Augusta could generate electricity using methane from Hatch Hill landfill
The city already captures, and burns off with a flare, methane gas produced at the landfill.
AUGUSTA, GEORGIA — City officials propose to add electrical infrastructure that could lead to methane produced by decomposing garbage at Hatch Hill landfill being used to produce electricity.
The city already captures, and burns off with a flare, methane gas produced at the landfill to prevent it from escaping into the environment.
But a proposal from city officials to have Central Maine Power install new electrical infrastructure to bring three-phase power to Hatch Hill would also allow the city to further explore a proposal to capture the gas and use it to produce electricity. Three-phase power is necessary at the landfill to run heavy equipment, according to city officials.
City Manager William Bridgeo said initial analysis indicates the city could generate electricity at Hatch Hill, which would be fed back into the electrical grid, with the city getting a credit on its electric bills for major city and school facilities in Augusta, and save enough money doing so to pay for the upgrade. It would generate additional savings as well.
“It appears to be very promising, the numbers we’re seeing suggest we could have a favorable impact on our electricity bills,” Bridgeo said Tuesday.

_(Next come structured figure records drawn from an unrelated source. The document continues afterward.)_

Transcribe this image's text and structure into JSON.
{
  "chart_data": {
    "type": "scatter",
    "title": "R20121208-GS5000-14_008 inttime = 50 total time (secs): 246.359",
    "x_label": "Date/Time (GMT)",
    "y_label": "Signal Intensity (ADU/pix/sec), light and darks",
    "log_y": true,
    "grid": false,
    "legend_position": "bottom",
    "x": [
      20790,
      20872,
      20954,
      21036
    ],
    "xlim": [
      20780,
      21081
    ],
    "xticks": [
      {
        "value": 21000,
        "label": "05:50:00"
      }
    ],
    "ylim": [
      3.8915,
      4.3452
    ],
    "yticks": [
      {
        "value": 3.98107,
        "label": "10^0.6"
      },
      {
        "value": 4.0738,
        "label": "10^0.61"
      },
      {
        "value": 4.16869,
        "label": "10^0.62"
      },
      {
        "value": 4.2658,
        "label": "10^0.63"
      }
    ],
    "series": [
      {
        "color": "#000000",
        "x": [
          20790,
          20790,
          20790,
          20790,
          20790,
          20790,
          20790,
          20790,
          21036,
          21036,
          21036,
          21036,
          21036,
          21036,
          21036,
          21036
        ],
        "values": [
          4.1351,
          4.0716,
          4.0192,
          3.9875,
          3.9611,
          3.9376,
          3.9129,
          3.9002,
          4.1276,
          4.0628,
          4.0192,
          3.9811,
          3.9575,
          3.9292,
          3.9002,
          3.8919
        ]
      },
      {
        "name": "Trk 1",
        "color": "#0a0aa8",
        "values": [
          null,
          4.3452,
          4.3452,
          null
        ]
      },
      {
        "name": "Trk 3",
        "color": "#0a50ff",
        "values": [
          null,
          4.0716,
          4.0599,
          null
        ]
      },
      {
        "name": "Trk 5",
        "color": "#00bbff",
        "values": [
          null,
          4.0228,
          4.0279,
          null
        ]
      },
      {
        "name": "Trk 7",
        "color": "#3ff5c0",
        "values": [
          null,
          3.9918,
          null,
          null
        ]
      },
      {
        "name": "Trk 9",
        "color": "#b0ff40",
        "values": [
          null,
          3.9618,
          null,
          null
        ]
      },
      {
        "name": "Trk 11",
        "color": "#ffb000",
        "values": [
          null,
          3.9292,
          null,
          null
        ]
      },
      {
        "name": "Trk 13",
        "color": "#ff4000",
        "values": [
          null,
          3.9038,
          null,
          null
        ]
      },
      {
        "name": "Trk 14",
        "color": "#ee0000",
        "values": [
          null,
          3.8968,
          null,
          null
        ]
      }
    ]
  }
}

Bridgeo said a recently completed engineering report by Competitive Energy Services confirmed city staff’s previous assessment that the city could generate enough electricity at Hatch Hill for the potential project to return a positive payback on the city’s investment. He said, if the proposal moves forward and councilors approve of it, the city could borrow money to pay for the project, and more than pay back the loan with the savings in electricity costs.

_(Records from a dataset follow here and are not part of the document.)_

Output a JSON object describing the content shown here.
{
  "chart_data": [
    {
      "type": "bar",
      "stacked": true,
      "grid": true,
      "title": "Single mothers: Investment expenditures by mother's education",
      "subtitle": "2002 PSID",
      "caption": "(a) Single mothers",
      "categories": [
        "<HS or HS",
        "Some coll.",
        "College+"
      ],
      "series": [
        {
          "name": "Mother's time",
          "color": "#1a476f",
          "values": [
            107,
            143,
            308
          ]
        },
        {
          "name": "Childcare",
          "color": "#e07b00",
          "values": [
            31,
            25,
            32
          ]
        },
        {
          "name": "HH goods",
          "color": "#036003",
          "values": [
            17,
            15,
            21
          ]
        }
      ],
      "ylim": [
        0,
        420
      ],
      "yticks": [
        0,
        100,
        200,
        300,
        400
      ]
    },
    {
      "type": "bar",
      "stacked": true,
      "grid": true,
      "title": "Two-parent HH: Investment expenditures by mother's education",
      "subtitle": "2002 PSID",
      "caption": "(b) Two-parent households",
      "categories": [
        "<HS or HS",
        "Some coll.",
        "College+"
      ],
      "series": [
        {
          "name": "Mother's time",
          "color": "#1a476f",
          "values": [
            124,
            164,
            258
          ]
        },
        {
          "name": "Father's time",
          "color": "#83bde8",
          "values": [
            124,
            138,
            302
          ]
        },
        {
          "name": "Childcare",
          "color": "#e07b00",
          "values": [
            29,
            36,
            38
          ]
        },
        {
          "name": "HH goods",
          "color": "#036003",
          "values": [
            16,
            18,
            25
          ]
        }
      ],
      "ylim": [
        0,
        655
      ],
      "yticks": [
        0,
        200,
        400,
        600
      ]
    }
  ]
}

But three-phase power would be needed at Hatch Hill to handle the new system, and the landfill currently only has singe-phase power, which comes via a line from Route 3 installed in the 1960s, according to Lesley Jones, public works director.
Bridgeo and Jones said even if the city never moves forward with a proposal to build a facility to convert methane to electricity, having three-phase power at Hatch Hill would have benefits.
Jones said several pieces of equipment at Hatch Hill should operate on three-phase power, such as recycling balers and leachate pumps. Without access to it, the city instead uses converters and variable frequency drives to run that equipment, but she said doing so makes it less efficient and shortens the life span of the motors.
Bringing three-phase power to the site would cost about $375,000, which Bridgeo said could come out of the Hatch Hill enterprise fund, with no impact on the city’s property tax rate. Jones said Bob LaBreck, city facilities manager, has been working with CMP on a proposal to bring three-phase power to Hatch Hill from South Belfast Avenue, which would be less costly than bringing it from Route 3.
Jones said three-phase power would also be more reliable, resulting in fewer power outages at the landfill.
While the current landfill is projected to be full in 12 to 15 years, the facility, Bridgeo and Jones said, will still likely be used as a disposal site.
Bridgeo said the city also, longer term, plans to study the potential for installing solar panels at Hatch Hill, which could allow the site to produce more electricity on top of that potentially produced by the methane conversion system.
In 2012, a man representing an international company pitched a proposal to build a plant at Hatch Hill that would process trash from the landfill and turn it into liquid fuel, such as diesel fuel.
Bridgeo said that proposal was attractive when diesel and gas prices were high, but the economics of it wouldn’t work at Hatch Hill with the current, relatively low, fuel prices.
Bridgeo said if councilors approve and the proposal moves forward, it could go online in early 2018.
Councilors meet to discuss the proposal to bring three-phase power to Hatch Hill at their 6:30 p.m. meeting Thursday, in council chambers at Augusta City Center.
Councilors are also scheduled to hear a presentation on Howard Hill, a 164 acre property that provides a natural, dramatic, and largely unspoiled backdrop to the State House Complex.